Why This Matters More Than You Think

In large cities, tech upgrades are often buzzwords in a press release. In small governments, they’re the difference between delivering services or quietly drowning in the deep end of legacy systems and Excel spreadsheets with names like Final_Final_v3_Revised.xlsx.

DICE is an alternative to that slow administrative entropy. By pooling digital expertise and standardizing high-impact tools, DICE lets member governments:

  • Automate tedious workflows (think permits, FOIA, onboarding)
  • Launch and manage modern websites that don’t look like relics from 2004
  • Build AI tools to answer resident questions — politely, and ideally with fewer typos than a human
  • Train staff to not only use digital tools, but to understand them
  • Leverage GIS and analytics to inform actual decisions

This isn’t transformation for transformation’s sake. It’s a slow, deliberate walk away from burnout, delays, and digital embarrassment. And the results are measured in real terms: reduced processing times, cost savings, happier residents, and staff who are slightly less ready to mutiny.

A Governance Model That Might Actually Work

To avoid the usual fate of promising initiatives (i.e., committee-purgatory followed by budget-related asphyxiation), DICE is structured intentionally. Legally anchored in Michigan’s Urban Cooperation Act, it’s operated through an intergovernmental agreement for transparency and accountability. Plans for a nonprofit arm would allow it to chase grants and reinvest surpluses (yes, surpluses) into service expansion.

And they’re not building in a vacuum. The W.E. Upjohn Institute, WMU’s Center for Excellence in Public Research and the Southwest Michigan Regional Planning Commission are co-developing the framework, bringing real-world policy chops and enough economic data to keep things honest.

Still, Happel is quick to note that the hard part isn’t the tech. It’s the alignment.

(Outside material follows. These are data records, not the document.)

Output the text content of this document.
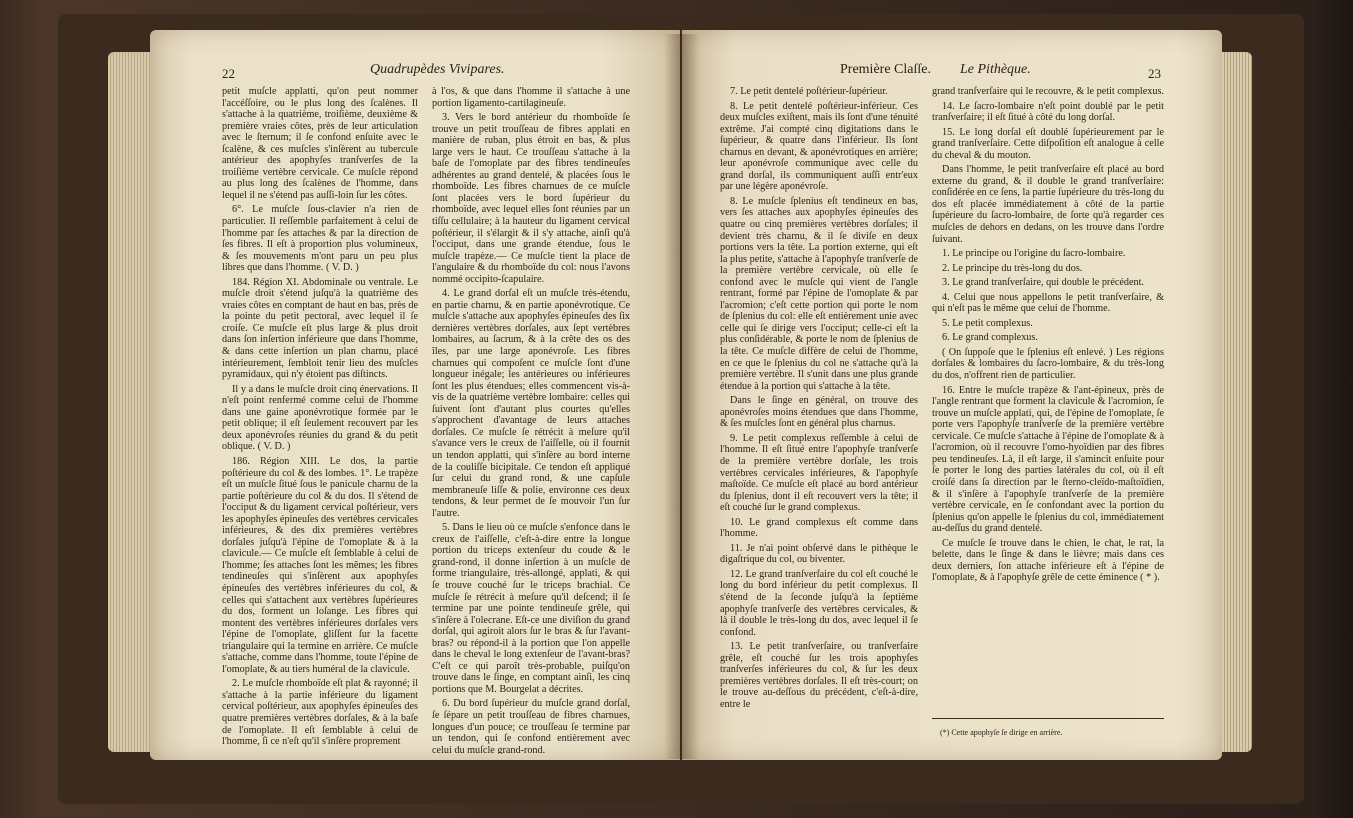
22	Quadrupèdes Vivipares.	Première Claſſe. Le Pithèque.	23

petit muſcle applatti, qu'on peut nommer l'accéſſoire, ou le plus long des ſcalènes. Il s'attache à la quatrième, troiſième, deuxième & première vraies côtes, près de leur articulation avec le ſternum; il ſe confond enſuite avec le ſcalène, & ces muſcles s'inſèrent au tubercule antérieur des apophyſes tranſverſes de la troiſième vertèbre cervicale. Ce muſcle répond au plus long des ſcalènes de l'homme, dans lequel il ne s'étend pas auſſi-loin ſur les côtes.

6°. Le muſcle ſous-clavier n'a rien de particulier. Il reſſemble parfaitement à celui de l'homme par ſes attaches & par la direction de ſes fibres. Il eſt à proportion plus volumineux, & ſes mouvements m'ont paru un peu plus libres que dans l'homme. ( V. D. )

184. Région XI. Abdominale ou ventrale. Le muſcle droit s'étend juſqu'à la quatrième des vraies côtes en comptant de haut en bas, près de la pointe du petit pectoral, avec lequel il ſe croiſe. Ce muſcle eſt plus large & plus droit dans ſon inſertion inférieure que dans l'homme, & dans cette inſertion un plan charnu, placé intérieurement, ſembloit tenir lieu des muſcles pyramidaux, qui n'y étoient pas diſtincts.

Il y a dans le muſcle droit cinq énervations. Il n'eſt point renfermé comme celui de l'homme dans une gaine aponévrotique formée par le petit oblique; il eſt ſeulement recouvert par les deux aponévroſes réunies du grand & du petit oblique. ( V. D. )

186. Région XIII. Le dos, la partie poſtérieure du col & des lombes. 1°. Le trapèze eſt un muſcle ſitué ſous le panicule charnu de la partie poſtérieure du col & du dos. Il s'étend de l'occiput & du ligament cervical poſtérieur, vers les apophyſes épineuſes des vertèbres cervicales inférieures, & des dix premières vertèbres dorſales juſqu'à l'épine de l'omoplate & à la clavicule.— Ce muſcle eſt ſemblable à celui de l'homme; ſes attaches ſont les mêmes; les fibres tendineuſes qui s'inſèrent aux apophyſes épineuſes des vertèbres inférieures du col, & celles qui s'attachent aux vertèbres ſupérieures du dos, forment un loſange. Les fibres qui montent des vertèbres inférieures dorſales vers l'épine de l'omoplate, gliſſent ſur la facette triangulaire qui la termine en arrière. Ce muſcle s'attache, comme dans l'homme, toute l'épine de l'omoplate, & au tiers huméral de la clavicule.

2. Le muſcle rhomboïde eſt plat & rayonné; il s'attache à la partie inférieure du ligament cervical poſtérieur, aux apophyſes épineuſes des quatre premières vertèbres dorſales, & à la baſe de l'omoplate. Il eſt ſemblable à celui de l'homme, ſi ce n'eſt qu'il s'inſère proprement

à l'os, & que dans l'homme il s'attache à une portion ligamento-cartilagineuſe.

3. Vers le bord antérieur du rhomboïde ſe trouve un petit trouſſeau de fibres applati en manière de ruban, plus étroit en bas, & plus large vers le haut. Ce trouſſeau s'attache à la baſe de l'omoplate par des fibres tendineuſes adhérentes au grand dentelé, & placées ſous le rhomboïde. Les fibres charnues de ce muſcle ſont placées vers le bord ſupérieur du rhomboïde, avec lequel elles ſont réunies par un tiſſu cellulaire; à la hauteur du ligament cervical poſtérieur, il s'élargit & il s'y attache, ainſi qu'à l'occiput, dans une grande étendue, ſous le muſcle trapèze.— Ce muſcle tient la place de l'angulaire & du rhomboïde du col: nous l'avons nommé occipito-ſcapulaire.

4. Le grand dorſal eſt un muſcle très-étendu, en partie charnu, & en partie aponévrotique. Ce muſcle s'attache aux apophyſes épineuſes des ſix dernières vertèbres dorſales, aux ſept vertèbres lombaires, au ſacrum, & à la crête des os des îles, par une large aponévroſe. Les fibres charnues qui compoſent ce muſcle ſont d'une longueur inégale; les antérieures ou inférieures ſont les plus étendues; elles commencent vis-à-vis de la quatrième vertèbre lombaire: celles qui ſuivent ſont d'autant plus courtes qu'elles s'approchent d'avantage de leurs attaches dorſales. Ce muſcle ſe rétrécit à meſure qu'il s'avance vers le creux de l'aiſſelle, où il fournit un tendon applatti, qui s'inſère au bord interne de la couliſſe bicipitale. Ce tendon eſt appliqué ſur celui du grand rond, & une capſule membraneuſe liſſe & polie, environne ces deux tendons, & leur permet de ſe mouvoir l'un ſur l'autre.

5. Dans le lieu où ce muſcle s'enfonce dans le creux de l'aiſſelle, c'eſt-à-dire entre la longue portion du triceps extenſeur du coude & le grand-rond, il donne inſertion à un muſcle de forme triangulaire, très-allongé, applati, & qui ſe trouve couché ſur le triceps brachial. Ce muſcle ſe rétrécit à meſure qu'il deſcend; il ſe termine par une pointe tendineuſe grêle, qui s'inſère à l'olecrane. Eſt-ce une diviſion du grand dorſal, qui agiroit alors ſur le bras & ſur l'avant-bras? ou répond-il à la portion que l'on appelle dans le cheval le long extenſeur de l'avant-bras? C'eſt ce qui paroît très-probable, puiſqu'on trouve dans le ſinge, en comptant ainſi, les cinq portions que M. Bourgelat a décrites.

6. Du bord ſupérieur du muſcle grand dorſal, ſe ſépare un petit trouſſeau de fibres charnues, longues d'un pouce; ce trouſſeau ſe termine par un tendon, qui ſe confond entièrement avec celui du muſcle grand-rond.

7. Le petit dentelé poſtérieur-ſupérieur.

8. Le petit dentelé poſtérieur-inférieur. Ces deux muſcles exiſtent, mais ils ſont d'une ténuité extrême. J'ai compté cinq digitations dans le ſupérieur, & quatre dans l'inférieur. Ils ſont charnus en devant, & aponévrotiques en arrière; leur aponévroſe communique avec celle du grand dorſal, ils communiquent auſſi entr'eux par une légère aponévroſe.

8. Le muſcle ſplenius eſt tendineux en bas, vers ſes attaches aux apophyſes épineuſes des quatre ou cinq premières vertèbres dorſales; il devient très charnu, & il ſe diviſe en deux portions vers la tête. La portion externe, qui eſt la plus petite, s'attache à l'apophyſe tranſverſe de la première vertèbre cervicale, où elle ſe confond avec le muſcle qui vient de l'angle rentrant, formé par l'épine de l'omoplate & par l'acromion; c'eſt cette portion qui porte le nom de ſplenius du col: elle eſt entièrement unie avec celle qui ſe dirige vers l'occiput; celle-ci eſt la plus conſidérable, & porte le nom de ſplenius de la tête. Ce muſcle diffère de celui de l'homme, en ce que le ſplenius du col ne s'attache qu'à la première vertèbre. Il s'unit dans une plus grande étendue à la portion qui s'attache à la tête.

Dans le ſinge en général, on trouve des aponévroſes moins étendues que dans l'homme, & ſes muſcles ſont en général plus charnus.

9. Le petit complexus reſſemble à celui de l'homme. Il eſt ſitué entre l'apophyſe tranſverſe de la première vertèbre dorſale, les trois vertèbres cervicales inférieures, & l'apophyſe maſtoïde. Ce muſcle eſt placé au bord antérieur du ſplenius, dont il eſt recouvert vers la tête; il eſt couché ſur le grand complexus.

10. Le grand complexus eſt comme dans l'homme.

11. Je n'ai point obſervé dans le pithèque le digaſtrique du col, ou biventer.

12. Le grand tranſverſaire du col eſt couché le long du bord inférieur du petit complexus. Il s'étend de la ſeconde juſqu'à la ſeptième apophyſe tranſverſe des vertèbres cervicales, & là il double le très-long du dos, avec lequel il ſe confond.

13. Le petit tranſverſaire, ou tranſverſaire grêle, eſt couché ſur les trois apophyſes tranſverſes inférieures du col, & ſur les deux premières vertèbres dorſales. Il eſt très-court; on le trouve au-deſſous du précédent, c'eſt-à-dire, entre le

grand tranſverſaire qui le recouvre, & le petit complexus.

14. Le ſacro-lombaire n'eſt point doublé par le petit tranſverſaire; il eſt ſitué à côté du long dorſal.

15. Le long dorſal eſt doublé ſupérieurement par le grand tranſverſaire. Cette diſpoſition eſt analogue à celle du cheval & du mouton.

Dans l'homme, le petit tranſverſaire eſt placé au bord externe du grand, & il double le grand tranſverſaire: conſidérée en ce ſens, la partie ſupérieure du très-long du dos eſt placée immédiatement à côté de la partie ſupérieure du ſacro-lombaire, de ſorte qu'à regarder ces muſcles de dehors en dedans, on les trouve dans l'ordre ſuivant.

1. Le principe ou l'origine du ſacro-lombaire.

2. Le principe du très-long du dos.

3. Le grand tranſverſaire, qui double le précédent.

4. Celui que nous appellons le petit tranſverſaire, & qui n'eſt pas le même que celui de l'homme.

5. Le petit complexus.

6. Le grand complexus.

( On ſuppoſe que le ſplenius eſt enlevé. ) Les régions dorſales & lombaires du ſacro-lombaire, & du très-long du dos, n'offrent rien de particulier.

16. Entre le muſcle trapèze & l'ant-épineux, près de l'angle rentrant que forment la clavicule & l'acromion, ſe trouve un muſcle applati, qui, de l'épine de l'omoplate, ſe porte vers l'apophyſe tranſverſe de la première vertèbre cervicale. Ce muſcle s'attache à l'épine de l'omoplate & à l'acromion, où il recouvre l'omo-hyoïdien par des fibres peu tendineuſes. Là, il eſt large, il s'amincit enſuite pour ſe porter le long des parties latérales du col, où il eſt croiſé dans ſa direction par le ſterno-cleïdo-maſtoïdien, & il s'inſère à l'apophyſe tranſverſe de la première vertèbre cervicale, en ſe confondant avec la portion du ſplenius qu'on appelle le ſplenius du col, immédiatement au-deſſus du grand dentelé.

Ce muſcle ſe trouve dans le chien, le chat, le rat, la belette, dans le ſinge & dans le lièvre; mais dans ces deux derniers, ſon attache inférieure eſt à l'épine de l'omoplate, & à l'apophyſe grêle de cette éminence ( * ).

(*) Cette apophyſe ſe dirige en arrière.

“Everyone loves innovation,” he says, “until it asks them to change how they do things. The hardest part is agreeing on what success looks like and how we’ll know when we’ve actually achieved it.”

The Road Ahead

The intergovernmental agreement was finalized on July 22, 2025 with services beginning shortly thereafter. Phase One includes AI communications, shared GIS, workflow automation, and digital training, with more to follow by fall of 2025. Additional governments are already eyeing the model.

Long-Term Vision

DICE is both a solution and a prototype…a structural response to a structural problem. If it works in Van Buren and St. Joseph, it might work across the state. Maybe beyond.

“We’re not scaling a product,” says Happel. “We’re scaling a model.”

The goal? A network of regional DICE organizations, each serving local communities but sharing knowledge, tools, and strategy. A kind of open-source public service platform, with fewer buzzwords and more uptime.

Because the real alternative isn’t maintaining the status quo. It’s five counties buying five different overpriced systems that can’t talk to each other, each of which ends up on a shelf after one staff turnover and a missed password reset.

“We’ve done that,” says Happel. “Let’s try something that lasts.”

DICE by the Numbers

  • 2 counties (so far): Van Buren and St. Joseph
  • 7 technology focus areas: AI, automation, GIS, data analytics, digital communications, website modernization, and staff training
  • 1 mission: To bridge the digital divide for small local governments
  • Summer 2025: Target date for full launch
  • Statewide potential: Designed for replication across Michigan

If DICE succeeds, it won’t just modernize a couple of counties. It will quietly prove that rural governments can modernize — not by buying more stuff, but by collaborating on the hard parts.

And for every county still on the fence, it offers a simple proposition:

The tools exist. The model is real. All that’s left is the will to try it — together.